Ну, а Лев Толстой весьма же бесцеремонно, насильственно прививал тогдашней дореволюционной интеллигенции именно то самое псевдохристианское смирение, а еще и крайне бестолковую сдержанность по отношению ко всему тому простому и совершенно незатейливому злу.
Выставив простонародное хамство как вполне ведь полноценно законную обиду на царившую веками несправедливость, уж не спонсировал ли он всей той своей чрезмерной фарисейской кротостью истую войну внутреннюю и, кстати, более чем донельзя наихудшую из всех вообще когда-либо еще действительно возможных?
Где уж это было такое видано, чтобы на вполне доселе обыденном для всей общеизвестной истории военном поприще брат убивал брата, а сын родного отца…

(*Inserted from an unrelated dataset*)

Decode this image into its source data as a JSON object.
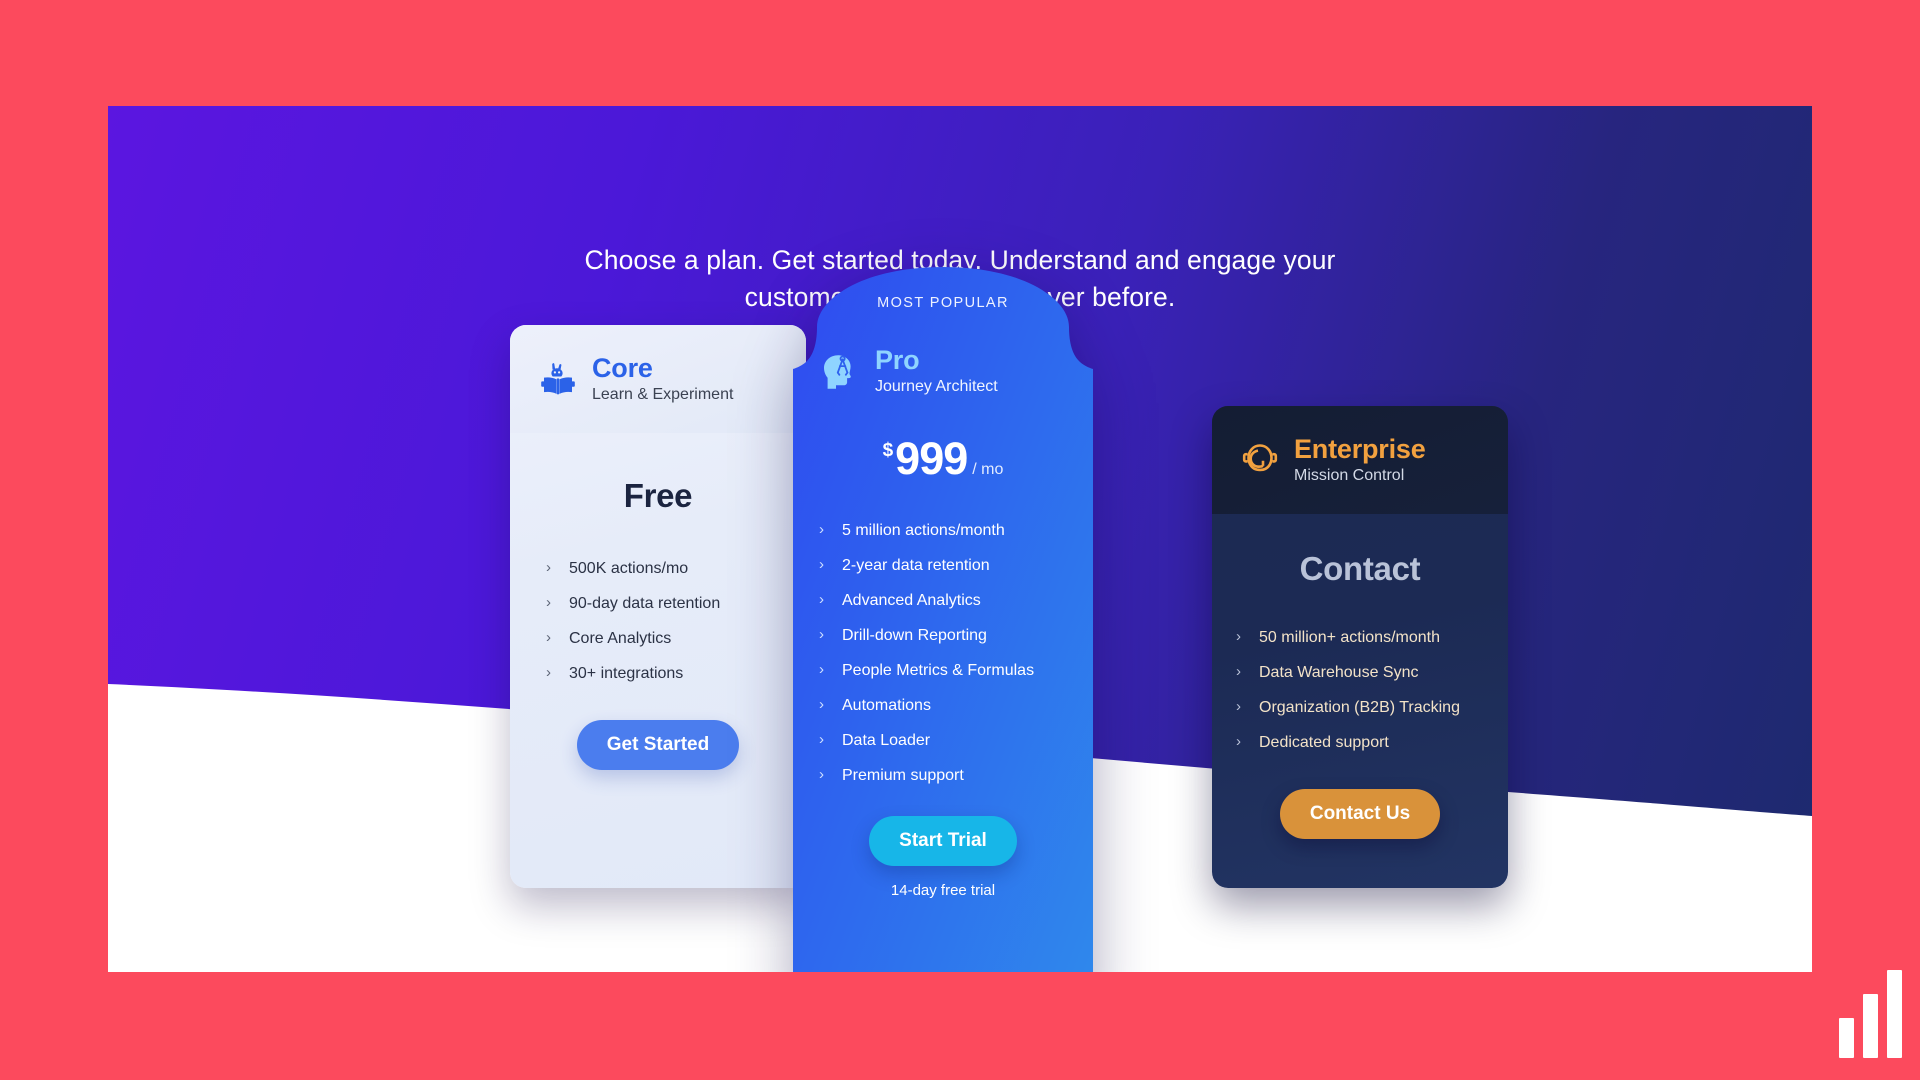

И как это вообще предотвратят все те, погрязшие в беспрестанном непротивлении злу, сеятели и пахари неких донельзя абстрактных грядущих благ всего того действительно нового – свободного демократического мира?
Сумеют ли они и вправду достучаться до сердца, морально выпотрошенного всей той суровой правдой простого народа?
Ответ – он, конечно же, во всем исключительно отрицательный.
16
И то, кстати, является самым обыденным и непреложным фактом, что именно Лев Толстой и насытил российскую интеллигенцию непротивлением злу, в результате чего она вся сколь безвозвратно погрязла в самом полнейшем бессилии пред кровавым террором большевизма, что и впрямь-таки свирепо осатанел в изощренно лютом отрицании всякой подлинной интеллигентности.
Да только, чего это некогда истинно помешало действительно думы думающим людям довольно-таки вовремя отряхнуться от всех тех буквально снедающих им душу иллюзий и хоть сколько-то явно приостановить намечающийся крен «Варяга российской империи» в самую пучину анархии и совершенно бесконтрольного дикого произвола?
Ну, так в немалой степени тому явно еще поспособствовала именно та чуть ли не утробная проникнутость многих представителей российской интеллигенции всеми теми бравыми идеями, что были вычитаны ими из книг Льва Николаевича Толстого, а также и Чехова Антона Палыча.
17
Эти писатели вольно или невольно воплощали в жизнь идею вассального российского государства, которое, видите ли, не вполне так предостаточно склонялось в ниц перед передовыми (а уж в особенности в области интриг) европейскими державами, что неизменно в сфере внешних взаимоотношений держались одной лишь политики вероломства, коварства и хитрости.
И надо бы сразу сказать, что чистопородный, возвышенный идеализм был для них весьма лакомым куском жирного земельного пирога…
Использовать его безо всякого остатка, а затем и раздавить его в пыль!
А почему бы и нет, коль скоро многие представители духовной элиты некой средневековой державы живут же себе фактически на белых и перистых облаках.
Зиждилось все это на том самом сколь и впрямь незыблемом постаменте именно ведь того, что само воздействие на российские умы гигантов общемировой мысли было исключительно буквально же ужасающим.
Философ Бердяев вовсе не зря назвал Льва Толстого злым гением России, да и другие писатели тоже между тем были нисколько, вот скажем так, совершенно не лучше.
Лев Толстой, Чехов да и Достоевский, плетясь где-то совсем в хвосте широких общественных настроений, явственно подточили все главные основы общества, нисколько никак не ведавшего тех границ, где внутренняя свобода единовременно переходит в неистовое охаивание всего и вся.
18
Ведь существует и этакий сколь немаловажный аспект, как само по себе более чем безусловное закабаление людей, и без того имевших исключительно же смутное представление о буквально всяческой в этом мире житейской яви, тяжеловесными догмами вящей ирреальности, в которой им столь всегдашне хотелось бы жить, попросту вот совсем так невзначай обитать.